When scientific studies are used to prove points that are not actually fully supported by the studies in the first place, or the experts use bits and pieces of different studies to cobble together a completely new theory, the results can be more severe than in the “harmless” example above.
Anyone Can Publish
There’s one additional factor at play here: how easy it is to publish information. Anyone can do it. With the rise of blogging, vlogging, wikis, self-publishing, and podcasting, anyone can produce somewhat professional-looking content with very little overhead or effort (heck, I’m doing it right now!). And all this information is put into the mix when you do a Google search.
Just a decade ago, Google was a profoundly useful tool. You could find what you were searching for, and usually you didn’t have too many options to sift through. Nowadays, a simple search returns vast amounts of results. While a huge selection of answers to a simple question should theoretically give you ample options to solve your problem, you now have to go through pages and pages of information. Fact is, most of us don’t get past the first page. And almost everyone providing the information on those first few pages of results has an agenda. Usually, that agenda is selling something to you, be it their product, services, or ideology. These days, information is very rarely provided for information’s sake.

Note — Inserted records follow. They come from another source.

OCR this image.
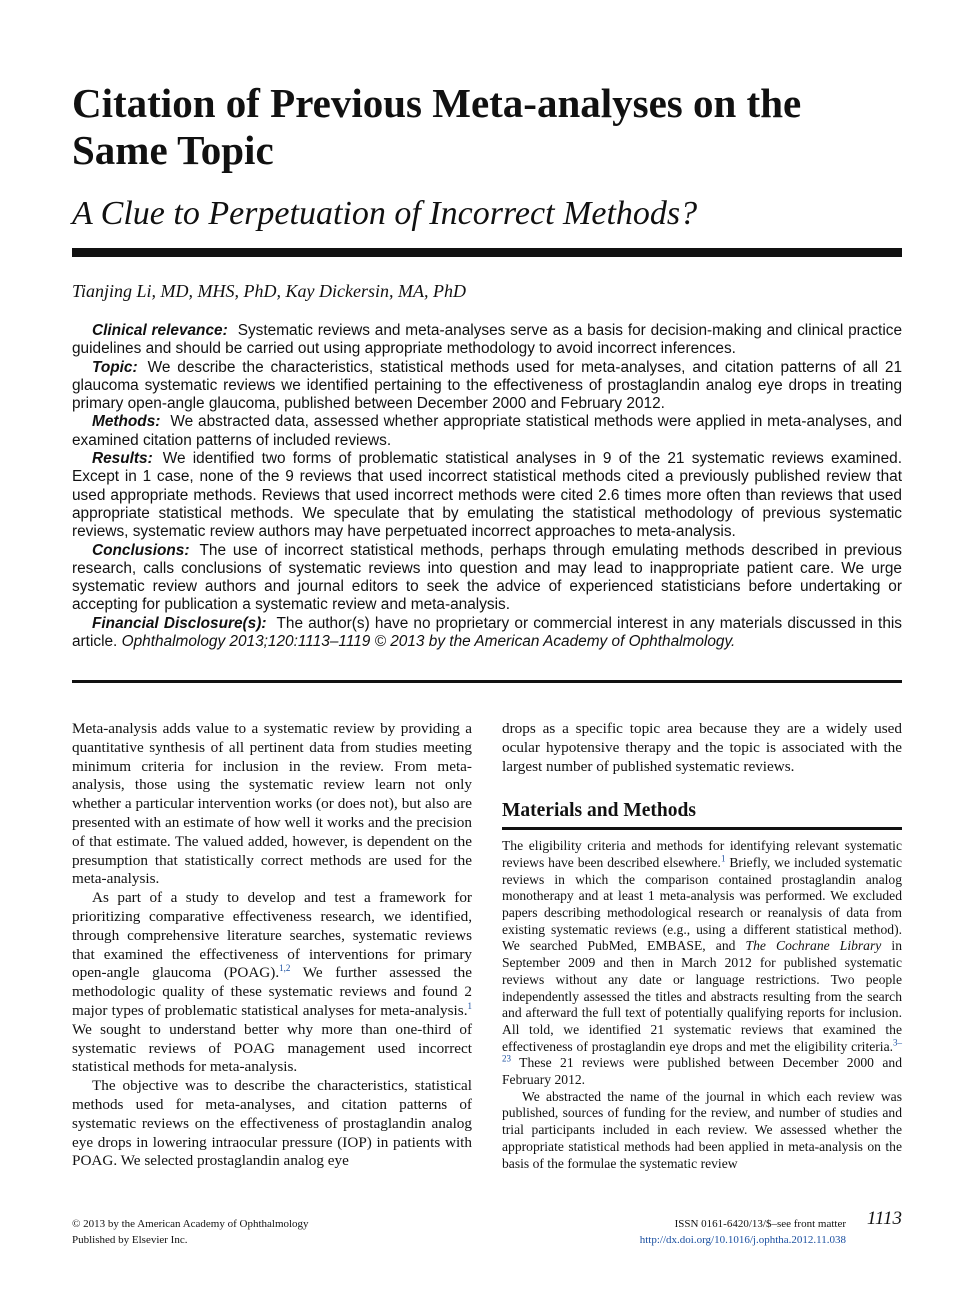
Citation of Previous Meta-analyses on the Same Topic
A Clue to Perpetuation of Incorrect Methods?
Tianjing Li, MD, MHS, PhD, Kay Dickersin, MA, PhD

Clinical relevance: Systematic reviews and meta-analyses serve as a basis for decision-making and clinical practice guidelines and should be carried out using appropriate methodology to avoid incorrect inferences.

Topic: We describe the characteristics, statistical methods used for meta-analyses, and citation patterns of all 21 glaucoma systematic reviews we identified pertaining to the effectiveness of prostaglandin analog eye drops in treating primary open-angle glaucoma, published between December 2000 and February 2012.

Methods: We abstracted data, assessed whether appropriate statistical methods were applied in meta-analyses, and examined citation patterns of included reviews.

Results: We identified two forms of problematic statistical analyses in 9 of the 21 systematic reviews examined. Except in 1 case, none of the 9 reviews that used incorrect statistical methods cited a previously published review that used appropriate methods. Reviews that used incorrect methods were cited 2.6 times more often than reviews that used appropriate statistical methods. We speculate that by emulating the statistical methodology of previous systematic reviews, systematic review authors may have perpetuated incorrect approaches to meta-analysis.

Conclusions: The use of incorrect statistical methods, perhaps through emulating methods described in previous research, calls conclusions of systematic reviews into question and may lead to inappropriate patient care. We urge systematic review authors and journal editors to seek the advice of experienced statisticians before undertaking or accepting for publication a systematic review and meta-analysis.

Financial Disclosure(s): The author(s) have no proprietary or commercial interest in any materials discussed in this article. Ophthalmology 2013;120:1113–1119 © 2013 by the American Academy of Ophthalmology.

Meta-analysis adds value to a systematic review by providing a quantitative synthesis of all pertinent data from studies meeting minimum criteria for inclusion in the review. From meta-analysis, those using the systematic review learn not only whether a particular intervention works (or does not), but also are presented with an estimate of how well it works and the precision of that estimate. The valued added, however, is dependent on the presumption that statistically correct methods are used for the meta-analysis.

As part of a study to develop and test a framework for prioritizing comparative effectiveness research, we identified, through comprehensive literature searches, systematic reviews that examined the effectiveness of interventions for primary open-angle glaucoma (POAG).$^{1,2}$ We further assessed the methodologic quality of these systematic reviews and found 2 major types of problematic statistical analyses for meta-analysis.$^1$ We sought to understand better why more than one-third of systematic reviews of POAG management used incorrect statistical methods for meta-analysis.

The objective was to describe the characteristics, statistical methods used for meta-analyses, and citation patterns of systematic reviews on the effectiveness of prostaglandin analog eye drops in lowering intraocular pressure (IOP) in patients with POAG. We selected prostaglandin analog eye

drops as a specific topic area because they are a widely used ocular hypotensive therapy and the topic is associated with the largest number of published systematic reviews.

Materials and Methods

The eligibility criteria and methods for identifying relevant systematic reviews have been described elsewhere.$^1$ Briefly, we included systematic reviews in which the comparison contained prostaglandin analog monotherapy and at least 1 meta-analysis was performed. We excluded papers describing methodological research or reanalysis of data from existing systematic reviews (e.g., using a different statistical method). We searched PubMed, EMBASE, and The Cochrane Library in September 2009 and then in March 2012 for published systematic reviews without any date or language restrictions. Two people independently assessed the titles and abstracts resulting from the search and afterward the full text of potentially qualifying reports for inclusion. All told, we identified 21 systematic reviews that examined the effectiveness of prostaglandin eye drops and met the eligibility criteria.$^{3-23}$ These 21 reviews were published between December 2000 and February 2012.

We abstracted the name of the journal in which each review was published, sources of funding for the review, and number of studies and trial participants included in each review. We assessed whether the appropriate statistical methods had been applied in meta-analysis on the basis of the formulae the systematic review

© 2013 by the American Academy of Ophthalmology
Published by Elsevier Inc.
ISSN 0161-6420/13/$–see front matter
http://dx.doi.org/10.1016/j.ophtha.2012.11.038
1113
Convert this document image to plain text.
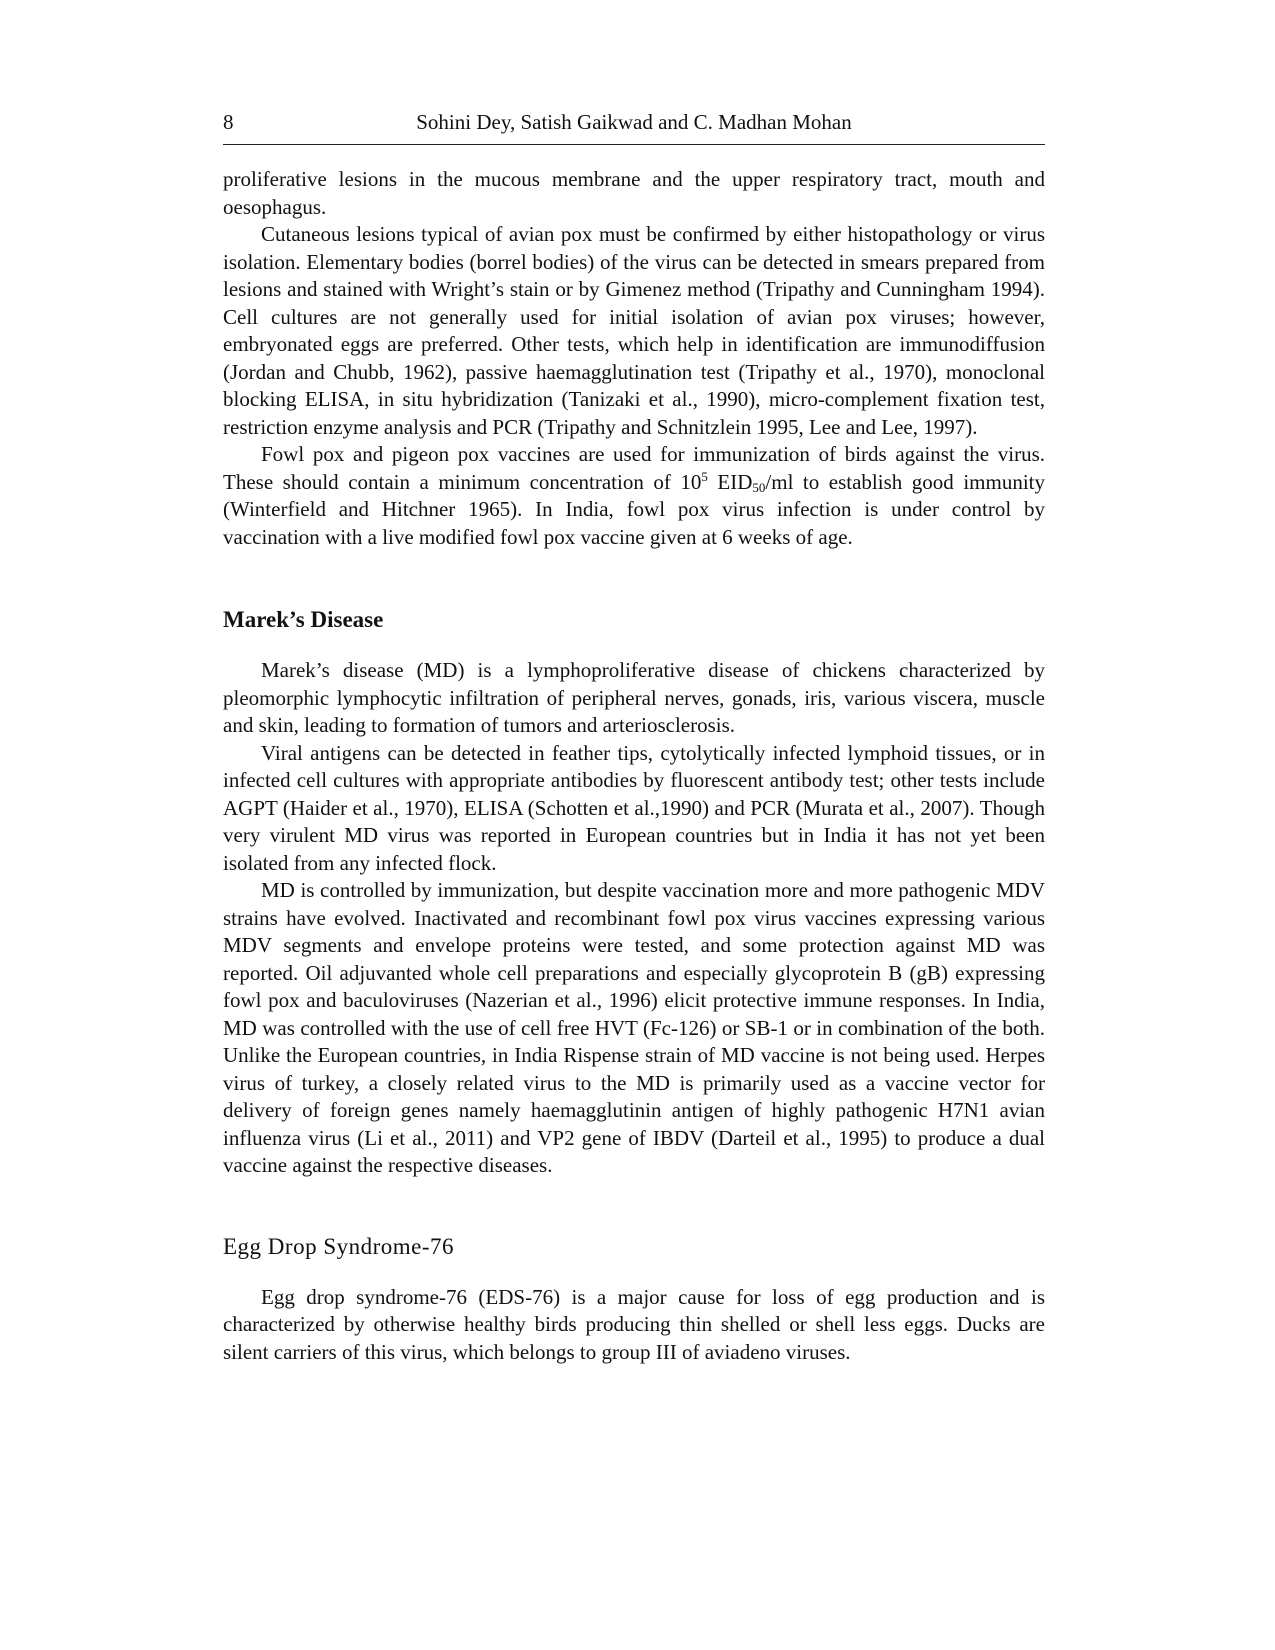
8	Sohini Dey, Satish Gaikwad and C. Madhan Mohan

proliferative lesions in the mucous membrane and the upper respiratory tract, mouth and oesophagus.

Cutaneous lesions typical of avian pox must be confirmed by either histopathology or virus isolation. Elementary bodies (borrel bodies) of the virus can be detected in smears prepared from lesions and stained with Wright’s stain or by Gimenez method (Tripathy and Cunningham 1994). Cell cultures are not generally used for initial isolation of avian pox viruses; however, embryonated eggs are preferred. Other tests, which help in identification are immunodiffusion (Jordan and Chubb, 1962), passive haemagglutination test (Tripathy et al., 1970), monoclonal blocking ELISA, in situ hybridization (Tanizaki et al., 1990), micro-complement fixation test, restriction enzyme analysis and PCR (Tripathy and Schnitzlein 1995, Lee and Lee, 1997).

Fowl pox and pigeon pox vaccines are used for immunization of birds against the virus. These should contain a minimum concentration of $10^5$ $EID_{50}/ml$ to establish good immunity (Winterfield and Hitchner 1965). In India, fowl pox virus infection is under control by vaccination with a live modified fowl pox vaccine given at 6 weeks of age.

Marek’s Disease

Marek’s disease (MD) is a lymphoproliferative disease of chickens characterized by pleomorphic lymphocytic infiltration of peripheral nerves, gonads, iris, various viscera, muscle and skin, leading to formation of tumors and arteriosclerosis.

Viral antigens can be detected in feather tips, cytolytically infected lymphoid tissues, or in infected cell cultures with appropriate antibodies by fluorescent antibody test; other tests include AGPT (Haider et al., 1970), ELISA (Schotten et al.,1990) and PCR (Murata et al., 2007). Though very virulent MD virus was reported in European countries but in India it has not yet been isolated from any infected flock.

MD is controlled by immunization, but despite vaccination more and more pathogenic MDV strains have evolved. Inactivated and recombinant fowl pox virus vaccines expressing various MDV segments and envelope proteins were tested, and some protection against MD was reported. Oil adjuvanted whole cell preparations and especially glycoprotein B (gB) expressing fowl pox and baculoviruses (Nazerian et al., 1996) elicit protective immune responses. In India, MD was controlled with the use of cell free HVT (Fc-126) or SB-1 or in combination of the both. Unlike the European countries, in India Rispense strain of MD vaccine is not being used. Herpes virus of turkey, a closely related virus to the MD is primarily used as a vaccine vector for delivery of foreign genes namely haemagglutinin antigen of highly pathogenic H7N1 avian influenza virus (Li et al., 2011) and VP2 gene of IBDV (Darteil et al., 1995) to produce a dual vaccine against the respective diseases.

Egg Drop Syndrome-76

Egg drop syndrome-76 (EDS-76) is a major cause for loss of egg production and is characterized by otherwise healthy birds producing thin shelled or shell less eggs. Ducks are silent carriers of this virus, which belongs to group III of aviadeno viruses.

The sad truth about the information highway is that it is littered with articles, blogs, and videos purporting to be fact-based, but that are actually putting forth half-researched or vague information, one-sided opinion, or both. More articles and blogs are created based on this information, and the result is a loop that leads to further misinformation, and still more posts based on bad information.
What Can We Do?
The only sure fact in the modern information age is that there is too much information out there, and limited time to take it all in. There are some things we have to take at face value because we don’t have the time to go down every rabbit hole. But knowing this is already half the battle won.
Understanding how much we know — and don’t know — is key to making sense of this new world. We have to be able to estimate our own level of knowledge or expertise on a specific topic. If we see some stories about something — let’s say, the dangers of electromagnetic radiation — then we should evaluate the feasibility of the claims on a superficial level. If it concerns you or fascinates you, or you want to have an informed opinion on it, then absolutely delve into it. Look at the studies quoted by the stories, go to the referenced books, and for the love of all things good, read opposing views.
If you decide that it’s not that important to you, or you don’t have time, then simply acknowledge the issue and move on without reading up on it or researching it any further. But know that this is a potential blind spot in your knowledge, and certainly don’t go arguing about it in the comments of social media posts!
Modern society demands a healthy skepticism from its constituents. The Internet has enabled us to access information we did not have just a few decades ago, and this helps to keep governments, corporations, scientists, pharmaceutical companies, and all kinds of organizations accountable. This is our responsibility. But we also have a responsibility to do it in an informed way, with arguments based on sound facts or theories. Otherwise, we are not holding up our part of the bargain.